What makes suspension bondage unique is how it combines aesthetic elements with intense physical and psychological experiences. The tied person surrenders complete control over their position, which requires deep trust between partners. At the same time, this is a practice with real medical risks. According to a 2023 medical study, 90% of nerve injuries in rope bondage affect the radial nerve in the upper arm. These injuries can occur during suspensions lasting just 5 to 30 minutes.
That's why suspension bondage isn't where your rope journey begins. It's where it leads after a long learning path. Most experienced riggers recommend at least 12 to 18 months of training before you even think about full suspensions.
Why People Enjoy It
The physical rush is unlike anything else.

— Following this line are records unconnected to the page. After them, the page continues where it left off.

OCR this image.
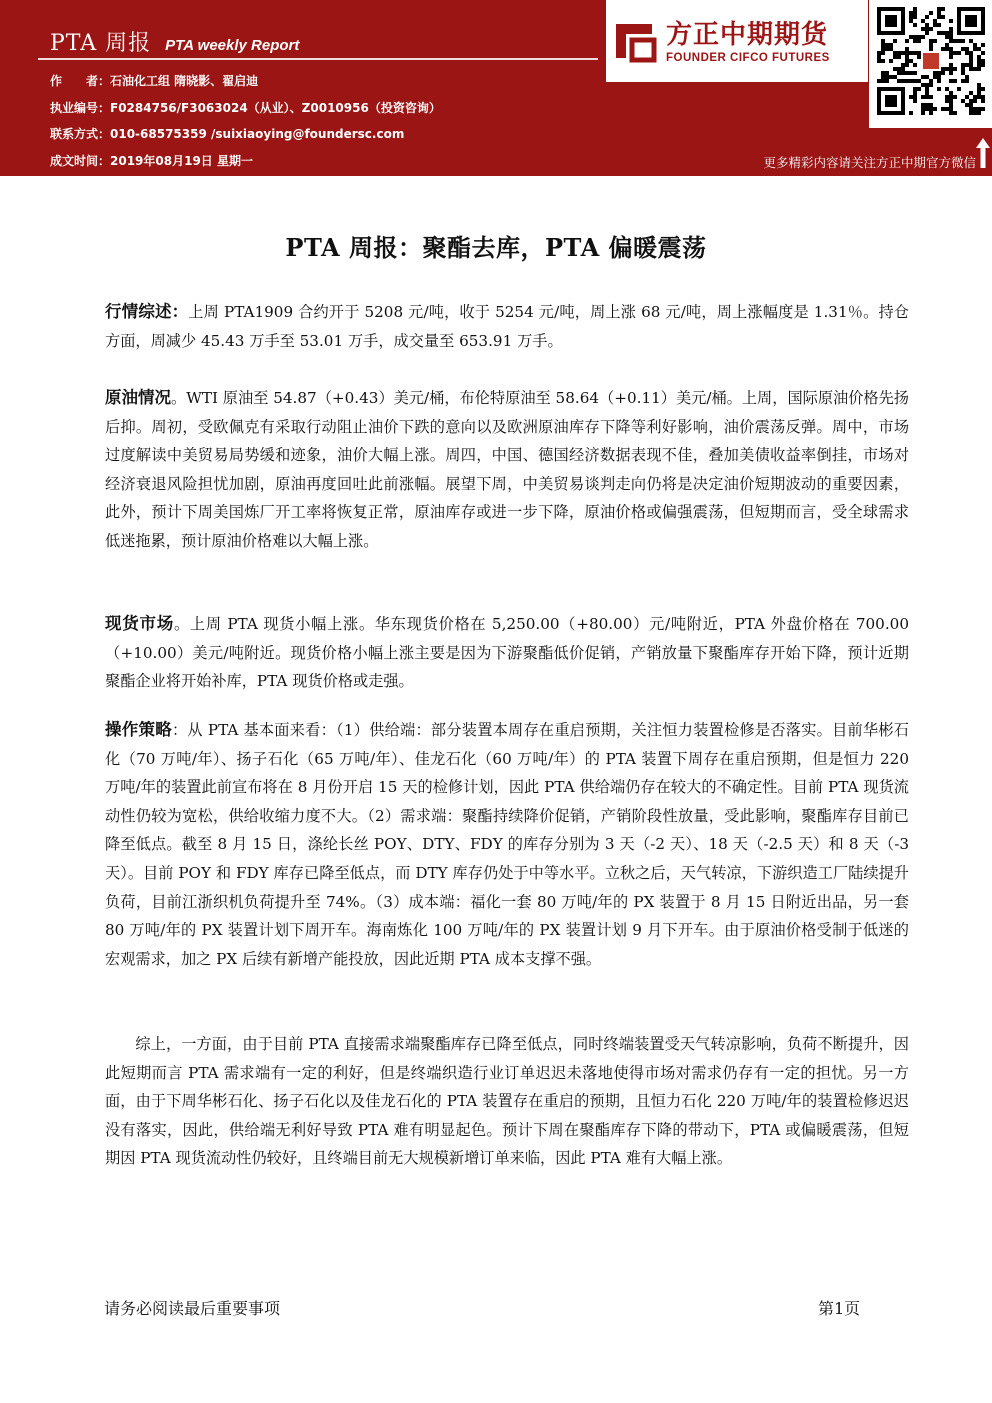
PTA 周报 PTA weekly Report
作　　者：石油化工组 隋晓影、翟启迪
执业编号：F0284756/F3063024（从业）、Z0010956（投资咨询）
联系方式：010-68575359 /suixiaoying@foundersc.com
成文时间：2019年08月19日 星期一
方正中期期货
FOUNDER CIFCO FUTURES
更多精彩内容请关注方正中期官方微信
PTA 周报：聚酯去库，PTA 偏暖震荡

行情综述：上周 PTA1909 合约开于 5208 元/吨，收于 5254 元/吨，周上涨 68 元/吨，周上涨幅度是 1.31％。持仓方面，周减少 45.43 万手至 53.01 万手，成交量至 653.91 万手。

原油情况。WTI 原油至 54.87（+0.43）美元/桶，布伦特原油至 58.64（+0.11）美元/桶。上周，国际原油价格先扬后抑。周初，受欧佩克有采取行动阻止油价下跌的意向以及欧洲原油库存下降等利好影响，油价震荡反弹。周中，市场过度解读中美贸易局势缓和迹象，油价大幅上涨。周四，中国、德国经济数据表现不佳，叠加美债收益率倒挂，市场对经济衰退风险担忧加剧，原油再度回吐此前涨幅。展望下周，中美贸易谈判走向仍将是决定油价短期波动的重要因素，此外，预计下周美国炼厂开工率将恢复正常，原油库存或进一步下降，原油价格或偏强震荡，但短期而言，受全球需求低迷拖累，预计原油价格难以大幅上涨。

现货市场。上周 PTA 现货小幅上涨。华东现货价格在 5,250.00（+80.00）元/吨附近，PTA 外盘价格在 700.00（+10.00）美元/吨附近。现货价格小幅上涨主要是因为下游聚酯低价促销，产销放量下聚酯库存开始下降，预计近期聚酯企业将开始补库，PTA 现货价格或走强。

操作策略：从 PTA 基本面来看：（1）供给端：部分装置本周存在重启预期，关注恒力装置检修是否落实。目前华彬石化（70 万吨/年）、扬子石化（65 万吨/年）、佳龙石化（60 万吨/年）的 PTA 装置下周存在重启预期，但是恒力 220 万吨/年的装置此前宣布将在 8 月份开启 15 天的检修计划，因此 PTA 供给端仍存在较大的不确定性。目前 PTA 现货流动性仍较为宽松，供给收缩力度不大。（2）需求端：聚酯持续降价促销，产销阶段性放量，受此影响，聚酯库存目前已降至低点。截至 8 月 15 日，涤纶长丝 POY、DTY、FDY 的库存分别为 3 天（-2 天）、18 天（-2.5 天）和 8 天（-3 天）。目前 POY 和 FDY 库存已降至低点，而 DTY 库存仍处于中等水平。立秋之后，天气转凉，下游织造工厂陆续提升负荷，目前江浙织机负荷提升至 74%。（3）成本端：福化一套 80 万吨/年的 PX 装置于 8 月 15 日附近出品，另一套 80 万吨/年的 PX 装置计划下周开车。海南炼化 100 万吨/年的 PX 装置计划 9 月下开车。由于原油价格受制于低迷的宏观需求，加之 PX 后续有新增产能投放，因此近期 PTA 成本支撑不强。

综上，一方面，由于目前 PTA 直接需求端聚酯库存已降至低点，同时终端装置受天气转凉影响，负荷不断提升，因此短期而言 PTA 需求端有一定的利好，但是终端织造行业订单迟迟未落地使得市场对需求仍存有一定的担忧。另一方面，由于下周华彬石化、扬子石化以及佳龙石化的 PTA 装置存在重启的预期，且恒力石化 220 万吨/年的装置检修迟迟没有落实，因此，供给端无利好导致 PTA 难有明显起色。预计下周在聚酯库存下降的带动下，PTA 或偏暖震荡，但短期因 PTA 现货流动性仍较好，且终端目前无大规模新增订单来临，因此 PTA 难有大幅上涨。

请务必阅读最后重要事项	第1页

Floating in rope suspension creates sensations floor bondage can't match. The pressure of the ropes against your skin. The weightlessness as gravity releases its hold. Complete dependence on another person to keep you safe. Your body becomes part of the rope itself, every shift in tension rippling through you.
Then there's what happens in your head.
Many practitioners describe entering a meditative state they call "rope space"—similar to the deeper psychological state of subspace. The outside world fades. Your breathing slows. Time loses meaning. Research on shibari experiences describes how your parasympathetic nervous system kicks in, which can actually relieve chronic stress. You float there, mind quiet, held in place by rope and trust.
Trust building goes deeper than you'd think.
Few activities demand such absolute trust. The tied person literally places their physical safety in someone else's hands. This vulnerability? It can transform relationships in ways nothing else can.
And for many riggers, the aesthetics matter just as much.
A well-executed suspension unites body and rope into living sculpture. Movement, form, and restraint become art.
Getting Started
The recommended learning path:
Months 1-6: Floor bondage
Learn foundational techniques like single column ties, box ties (Takate Kote), and leg bindings from our rope bondage guide. Practice communication with your partner. Develop awareness for nerve points and pressure distribution. This phase isn't "beginner stuff." It's a valuable, complete practice in its own right.
Months 7-12: Partial suspension
Start with positions where parts of the body still touch the ground. Learn load distribution and weight transfer. Practice emergency releases at least 20 times until they become automatic.
Month 13 onward: Full suspension under supervision
Only now, with solid experience and ideally professional guidance, should you consider full suspensions. VoxBody Studio designed their curriculum to span 14 months deliberately because shorter timeframes simply aren't enough.
Where to find instruction:
Search FetLife for local rope groups in your area. Many cities have munches and rope jams where you can meet experienced practitioners. Online resources like Crash Restraint can supplement in-person learning but never replace it.